Bab 113. Pir



Ketika tiba saatnya menulis kontrak, Yuan Shijiu memegang kuasnya, ragu-ragu untuk menuliskannya di atas kertas. Ia mengerutkan kening sambil berpikir keras. Mudan, tegang dan berulang kali menelan ludah, takut ia akan menemukan kekurangan atau berubah pikiran. Melihat buku yang setengah dibaca di atas meja rendah, ia mengambilnya untuk mengipasi dirinya sendiri, sambil bergumam, “Cuacanya panas sekali. Kesepakatan senilai empat puluh juta koin, dan bahkan secangkir teh pun tidak ditawarkan.”


Yuan Shijiu melotot kesal padanya, merampas buku itu dari tangannya dan menyerahkannya kepada seorang pelayan di dekatnya. Ia kemudian mulai menulis kontrak dengan gerakan cepat dan luwes. Mudan, melihatnya selesai dan menekan stempel merahnya, akhirnya merasa tenang. Ia segera menempelkan stempelnya, mengeringkan salinannya, dan berkata, "Uangnya akan dikirimkan paling lambat besok."


Yuan Shijiu tampak linglung, menatapnya kosong dengan ekspresi sedih seperti orang yang baru saja putus cinta. Sebagai sesama penggemar yang memahami rasa sakit berpisah dengan benda-benda kesayangan, Mudan berempati dengan keadaan Yuan Shijiu saat ini. Namun, dia tidak berani menunjukkan simpati dan malah memanggil Yuhe dan Nyonya Feng untuk bersiap berangkat.


Tiba-tiba, terdengar suara lembut seorang wanita berkata, "Silakan minum teh dulu sebelum pergi." Seorang wanita muda muncul, mengenakan jaket pendek putih dengan rok panjang berwarna hijau kacang dengan enam bagian. Rambutnya dihiasi dengan jepit rambut perak, dan wajahnya dipenuhi beberapa bintik putih. Dia dengan senang hati menawarkan secangkir teh kepada Mudan, lalu melirik Yuan Shijiu dengan khawatir.


Mudan, yang melihat kulit wanita itu yang putih bersih dan sikapnya yang lembut, menduga bahwa wanita itu adalah istri Yuan Shijiu. Karena tidak berani menolak, dia menerima teh itu dengan kedua tangan dan meminumnya.

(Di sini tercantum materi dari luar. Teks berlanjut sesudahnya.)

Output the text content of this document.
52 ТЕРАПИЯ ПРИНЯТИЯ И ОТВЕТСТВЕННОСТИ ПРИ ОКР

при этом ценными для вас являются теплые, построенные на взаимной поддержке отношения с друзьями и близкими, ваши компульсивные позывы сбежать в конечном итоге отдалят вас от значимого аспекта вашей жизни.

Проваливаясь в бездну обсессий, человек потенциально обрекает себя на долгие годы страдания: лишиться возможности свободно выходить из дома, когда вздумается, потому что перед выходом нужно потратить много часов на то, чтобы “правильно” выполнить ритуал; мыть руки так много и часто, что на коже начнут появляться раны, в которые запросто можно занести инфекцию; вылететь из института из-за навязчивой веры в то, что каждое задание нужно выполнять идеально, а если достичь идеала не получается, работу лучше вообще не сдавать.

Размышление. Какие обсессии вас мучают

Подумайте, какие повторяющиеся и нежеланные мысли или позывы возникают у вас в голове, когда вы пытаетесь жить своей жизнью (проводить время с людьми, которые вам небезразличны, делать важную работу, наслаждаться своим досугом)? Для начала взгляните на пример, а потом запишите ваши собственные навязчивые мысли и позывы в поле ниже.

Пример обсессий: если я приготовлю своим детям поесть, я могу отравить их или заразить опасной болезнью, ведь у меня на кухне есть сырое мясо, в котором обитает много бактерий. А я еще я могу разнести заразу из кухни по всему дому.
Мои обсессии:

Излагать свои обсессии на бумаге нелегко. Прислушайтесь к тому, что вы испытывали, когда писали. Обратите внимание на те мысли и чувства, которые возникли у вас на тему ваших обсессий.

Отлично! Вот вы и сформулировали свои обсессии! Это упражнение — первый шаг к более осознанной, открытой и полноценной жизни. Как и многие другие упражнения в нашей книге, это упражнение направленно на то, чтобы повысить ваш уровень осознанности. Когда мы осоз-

Yuan Shijiu mengerutkan kening saat melihat wanita itu dan berkata, “Mengapa kamu ada di sini? Kembalilah dan beristirahatlah.”


Wanita itu, tanpa gentar, mengambil salinan kontrak milik Yuan Shijiu dan membacanya. Ia kemudian tersenyum pada Mudan dan bertanya, “Di mana tamanmu, Nona muda?”


Mudan, takut wanita itu akan menyadari bahwa tamannya berada di dekat perkebunan Jiang Changyang, ragu-ragu tetapi merasa harus menjawab. Dengan gugup, dia berkata, "Di dekat Sungai Kuning, yang disebut Fang Yuan."


Wanita itu menjawab, “Jika suamiku dan aku ingin melihat batu-batu ini di masa mendatang, apakah kami bisa mengatur kunjungan?”


Mudan menjawab, “Tentu saja, tapi akan ada biayanya.”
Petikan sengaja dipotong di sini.